The company all joined in the chorus, the gentlemen raising their cups, the ladies waving their handkerchiefs, and male and female blending in a storm of applause that made the old walls ring with joy. Songs and speeches followed in quick succession, cutting as with a golden blade the hours of the dessert into quinzaines of varied pleasures.
The custom of the times had reduced speechmaking after dinner to a minimum. The ladies, as Father de Berey wittily remarked, preferred private confession to public preaching; and long speeches, without inlets for reply, were the eighth mortal sin which no lady would forgive.
The Bourgeois, however, felt it incumbent upon himself to express his deep thanks for the honor done his house on this auspicious occasion. And he remarked that the doors of Belmont, so long closed by reason of the absence of Pierre, would hereafter be ever open to welcome all his friends. He had that day made a gift of Belmont, with all its belongings, to Pierre, and he hoped,—the Bourgeois smiled as he said this, but he would not look in a quarter where his words struck home,—he hoped that some one of Quebec's fair daughters would assist Pierre in the menage of his home and enable him to do honor to his housekeeping.
Immense was the applause that followed the short, pithy speech of the Bourgeois. The ladies blushed and praised, the gentlemen cheered and enjoyed in anticipation the renewal of the old hospitalities of Belmont.

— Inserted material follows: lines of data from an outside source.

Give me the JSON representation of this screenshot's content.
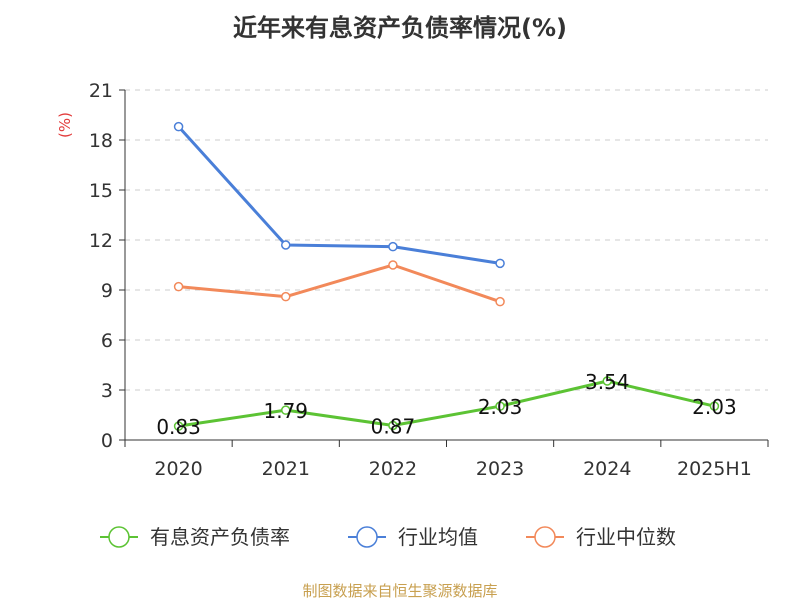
{
  "chart_data": {
    "type": "line",
    "title": "近年来有息资产负债率情况(%)",
    "ylabel": "(%)",
    "categories": [
      "2020",
      "2021",
      "2022",
      "2023",
      "2024",
      "2025H1"
    ],
    "ylim": [
      0,
      21
    ],
    "yticks": [
      0,
      3,
      6,
      9,
      12,
      15,
      18,
      21
    ],
    "grid": true,
    "legend_position": "bottom",
    "series": [
      {
        "name": "有息资产负债率",
        "color": "#5cc334",
        "values": [
          0.83,
          1.79,
          0.87,
          2.03,
          3.54,
          2.03
        ],
        "labels": [
          "0.83",
          "1.79",
          "0.87",
          "2.03",
          "3.54",
          "2.03"
        ]
      },
      {
        "name": "行业均值",
        "color": "#4a7fd8",
        "values": [
          18.8,
          11.7,
          11.6,
          10.6,
          null,
          null
        ]
      },
      {
        "name": "行业中位数",
        "color": "#f2895a",
        "values": [
          9.2,
          8.6,
          10.5,
          8.3,
          null,
          null
        ]
      }
    ]
  },
  "footer": "制图数据来自恒生聚源数据库",
  "colors": {
    "axis": "#333333",
    "grid": "#cccccc",
    "ylabel": "#e23b3b",
    "footer": "#c8a050"
  }
}
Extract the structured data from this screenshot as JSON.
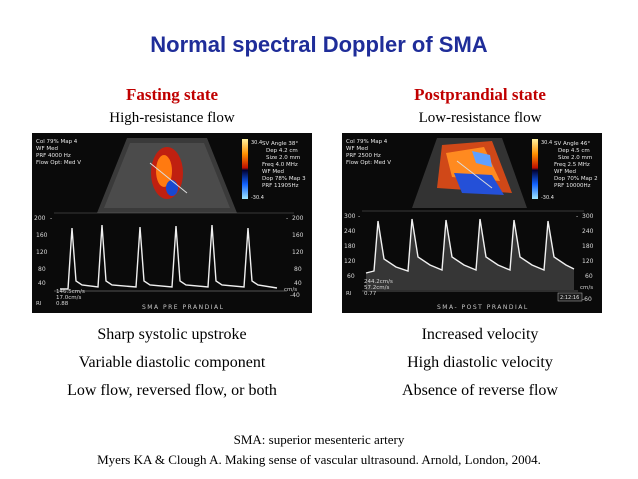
{
  "slide": {
    "title": "Normal spectral Doppler of SMA",
    "left": {
      "heading": "Fasting state",
      "subheading": "High-resistance flow",
      "image": {
        "caption": "SMA PRE PRANDIAL",
        "info_lines": [
          "Col 79%  Map 4",
          "WF Med",
          "PRF 4000 Hz",
          "Flow Opt: Med V"
        ],
        "settings_lines": [
          "SV Angle 38°",
          "Dep 4.2 cm",
          "Size 2.0 mm",
          "Freq 4.0 MHz",
          "WF Med",
          "Dop 78%  Map 3",
          "PRF 11905Hz"
        ],
        "color_scale_top": "30.4",
        "color_scale_bottom": "-30.4",
        "readout_lines": [
          "146.5cm/s",
          "17.0cm/s",
          "0.88"
        ],
        "ri_label": "RI",
        "unit_label": "cm/s",
        "scale_left": [
          "200",
          "160",
          "120",
          "80",
          "40"
        ],
        "scale_right": [
          "200",
          "160",
          "120",
          "80",
          "40"
        ],
        "scale_right_neg": "-40",
        "scale_sign_left": "-",
        "scale_sign_right": "-"
      },
      "bullets": [
        "Sharp systolic upstroke",
        "Variable diastolic component",
        "Low flow, reversed flow, or both"
      ]
    },
    "right": {
      "heading": "Postprandial state",
      "subheading": "Low-resistance flow",
      "image": {
        "caption": "SMA- POST PRANDIAL",
        "info_lines": [
          "Col 79%  Map 4",
          "WF Med",
          "PRF 2500 Hz",
          "Flow Opt: Med V"
        ],
        "settings_lines": [
          "SV Angle 46°",
          "Dep 4.5 cm",
          "Size 2.0 mm",
          "Freq 2.5 MHz",
          "WF Med",
          "Dop 70%  Map 2",
          "PRF 10000Hz"
        ],
        "color_scale_top": "30.4",
        "color_scale_bottom": "-30.4",
        "readout_lines": [
          "244.2cm/s",
          "57.2cm/s",
          "0.77"
        ],
        "ri_label": "RI",
        "unit_label": "cm/s",
        "scale_left": [
          "300",
          "240",
          "180",
          "120",
          "60"
        ],
        "scale_right": [
          "300",
          "240",
          "180",
          "120",
          "60"
        ],
        "scale_right_neg": "-60",
        "scale_sign_left": "-",
        "scale_sign_right": "-",
        "time_badge": "2:12:16"
      },
      "bullets": [
        "Increased velocity",
        "High diastolic velocity",
        "Absence of reverse flow"
      ]
    },
    "footer": {
      "abbreviation": "SMA: superior mesenteric artery",
      "reference": "Myers KA & Clough A. Making sense of vascular ultrasound. Arnold, London, 2004."
    }
  }
}
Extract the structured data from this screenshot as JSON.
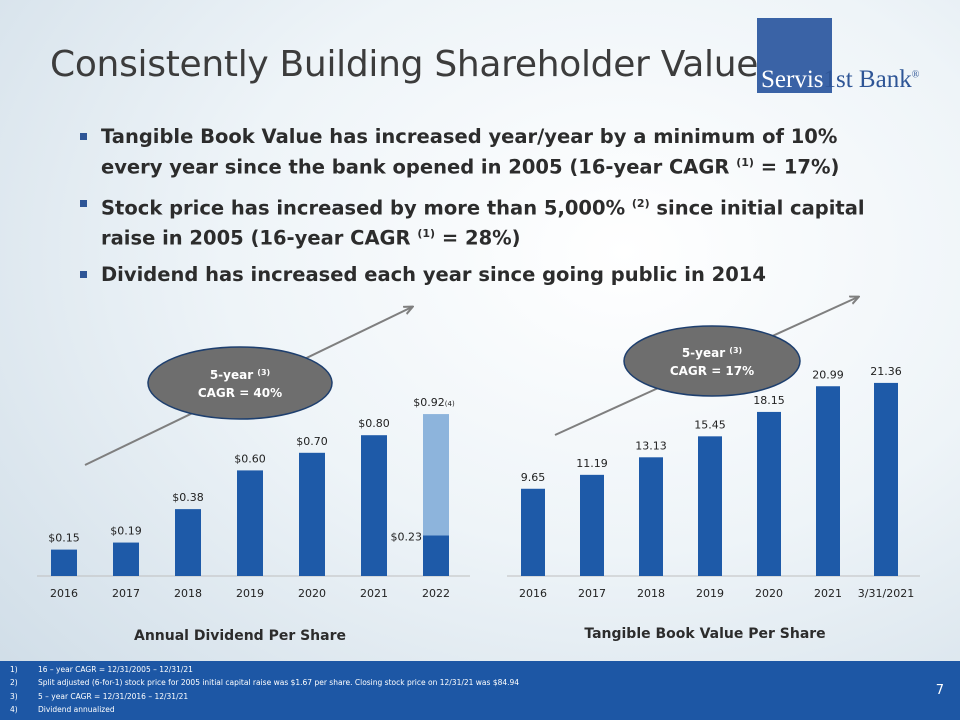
{
  "title": "Consistently Building Shareholder Value",
  "logo": {
    "part1": "Servis",
    "part2": "1st Bank",
    "reg": "®"
  },
  "bullets": [
    {
      "text1": "Tangible Book Value has increased year/year by a minimum of 10% every year since the bank opened in 2005 (16-year CAGR ",
      "sup": "(1)",
      "text2": " = 17%)"
    },
    {
      "text1": "Stock price has increased by more than 5,000% ",
      "sup": "(2)",
      "text2": " since initial capital raise in 2005 (16-year CAGR ",
      "sup2": "(1)",
      "text3": " = 28%)"
    },
    {
      "text1": "Dividend has increased each year since going public in 2014"
    }
  ],
  "chart_data": [
    {
      "type": "bar",
      "title": "Annual Dividend Per Share",
      "categories": [
        "2016",
        "2017",
        "2018",
        "2019",
        "2020",
        "2021",
        "2022"
      ],
      "values": [
        0.15,
        0.19,
        0.38,
        0.6,
        0.7,
        0.8,
        0.23
      ],
      "labels": [
        "$0.15",
        "$0.19",
        "$0.38",
        "$0.60",
        "$0.70",
        "$0.80",
        "$0.23"
      ],
      "annualized": {
        "category": "2022",
        "value": 0.92,
        "label": "$0.92",
        "note": "(4)"
      },
      "ylim": [
        0,
        1.0
      ],
      "callout": {
        "line1": "5-year ",
        "sup": "(3)",
        "line2": "CAGR = 40%"
      },
      "colors": {
        "bar": "#1e5aa8",
        "annualized": "#8db4dc",
        "callout": "#6e6e6e"
      }
    },
    {
      "type": "bar",
      "title": "Tangible Book Value Per Share",
      "categories": [
        "2016",
        "2017",
        "2018",
        "2019",
        "2020",
        "2021",
        "3/31/2021"
      ],
      "values": [
        9.65,
        11.19,
        13.13,
        15.45,
        18.15,
        20.99,
        21.36
      ],
      "labels": [
        "9.65",
        "11.19",
        "13.13",
        "15.45",
        "18.15",
        "20.99",
        "21.36"
      ],
      "ylim": [
        0,
        25
      ],
      "callout": {
        "line1": "5-year ",
        "sup": "(3)",
        "line2": "CAGR = 17%"
      },
      "colors": {
        "bar": "#1e5aa8",
        "callout": "#6e6e6e"
      }
    }
  ],
  "footnotes": [
    {
      "num": "1)",
      "text": "16 – year CAGR = 12/31/2005 – 12/31/21"
    },
    {
      "num": "2)",
      "text": "Split adjusted (6-for-1) stock price for 2005 initial capital raise was $1.67 per share. Closing stock price on 12/31/21 was $84.94"
    },
    {
      "num": "3)",
      "text": "5 – year CAGR = 12/31/2016 – 12/31/21"
    },
    {
      "num": "4)",
      "text": "Dividend annualized"
    }
  ],
  "page_number": "7"
}
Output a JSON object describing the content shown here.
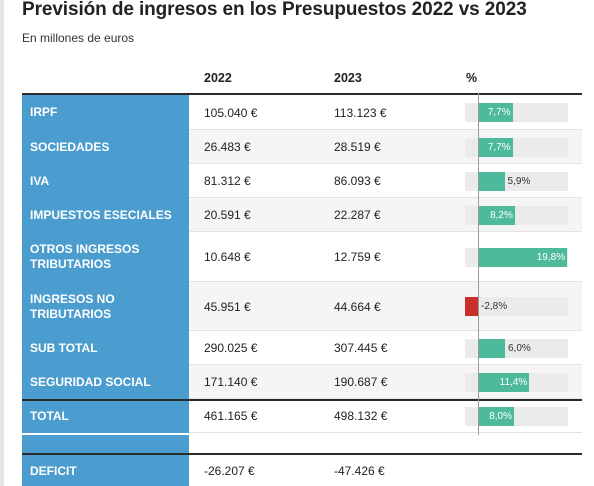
{
  "header": {
    "title": "Previsión de ingresos en los Presupuestos 2022 vs 2023",
    "subtitle": "En millones de euros"
  },
  "columns": {
    "c2022": "2022",
    "c2023": "2023",
    "pct": "%"
  },
  "colors": {
    "label_bg": "#4a9dce",
    "positive_bar": "#4cba9b",
    "negative_bar": "#c8302c",
    "track": "#ebebeb"
  },
  "chart_data": {
    "type": "table",
    "rows": [
      {
        "label": "IRPF",
        "v2022": "105.040 €",
        "v2023": "113.123 €",
        "pct": 7.7,
        "pct_label": "7,7%"
      },
      {
        "label": "SOCIEDADES",
        "v2022": "26.483 €",
        "v2023": "28.519 €",
        "pct": 7.7,
        "pct_label": "7,7%"
      },
      {
        "label": "IVA",
        "v2022": "81.312 €",
        "v2023": "86.093 €",
        "pct": 5.9,
        "pct_label": "5,9%"
      },
      {
        "label": "IMPUESTOS ESECIALES",
        "v2022": "20.591 €",
        "v2023": "22.287 €",
        "pct": 8.2,
        "pct_label": "8,2%"
      },
      {
        "label": "OTROS INGRESOS TRIBUTARIOS",
        "v2022": "10.648 €",
        "v2023": "12.759 €",
        "pct": 19.8,
        "pct_label": "19,8%"
      },
      {
        "label": "INGRESOS NO TRIBUTARIOS",
        "v2022": "45.951 €",
        "v2023": "44.664 €",
        "pct": -2.8,
        "pct_label": "-2,8%"
      },
      {
        "label": "SUB TOTAL",
        "v2022": "290.025 €",
        "v2023": "307.445 €",
        "pct": 6.0,
        "pct_label": "6,0%"
      },
      {
        "label": "SEGURIDAD SOCIAL",
        "v2022": "171.140 €",
        "v2023": "190.687 €",
        "pct": 11.4,
        "pct_label": "11,4%"
      },
      {
        "label": "TOTAL",
        "v2022": "461.165 €",
        "v2023": "498.132 €",
        "pct": 8.0,
        "pct_label": "8,0%"
      }
    ],
    "deficit": {
      "label": "DEFICIT",
      "v2022": "-26.207 €",
      "v2023": "-47.426 €"
    },
    "pct_range": [
      -3,
      20
    ]
  }
}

“The skies are raining plum cakes!” exclaimed the Chevalier La Corne to his lively companion. “Joy's golden drops are only distilled in the alembic of woman's heart! What think you, Hortense? Which of Quebec's fair daughters will be willing to share Belmont with Pierre?”
“Oh, any of them would!” replied she. “But why did the Bourgeois restrict his choice to the ladies of Quebec, when he knew I came from the Three Rivers?”
“Oh, he was afraid of you, Hortense; you would make Belmont too good for this world! What say you, Father de Berry? Do you ever walk on the cape?”
The friar, in a merry mood, had been edging close to Hortense. “I love, of all things, to air my gray gown on the cape of a breezy afternoon,” replied the jovial Recollet, “when the fashionables are all out, and every lady is putting her best foot foremost. It is then I feel sure that Horace is the next best thing to the Homilies:
“'Teretesque suras laudo, et integer ego!'”
The Chevalier La Corne pinched the shrugging shoulder of Hortense as he remarked, “Don't confess to Father de Berey that you promenade on the cape! But I hope Pierre Philibert will soon make his choice! We are impatient to visit him and give old Provençal the butler a run every day through those dark crypts of his, where lie entombed the choicest vintages of sunny France.”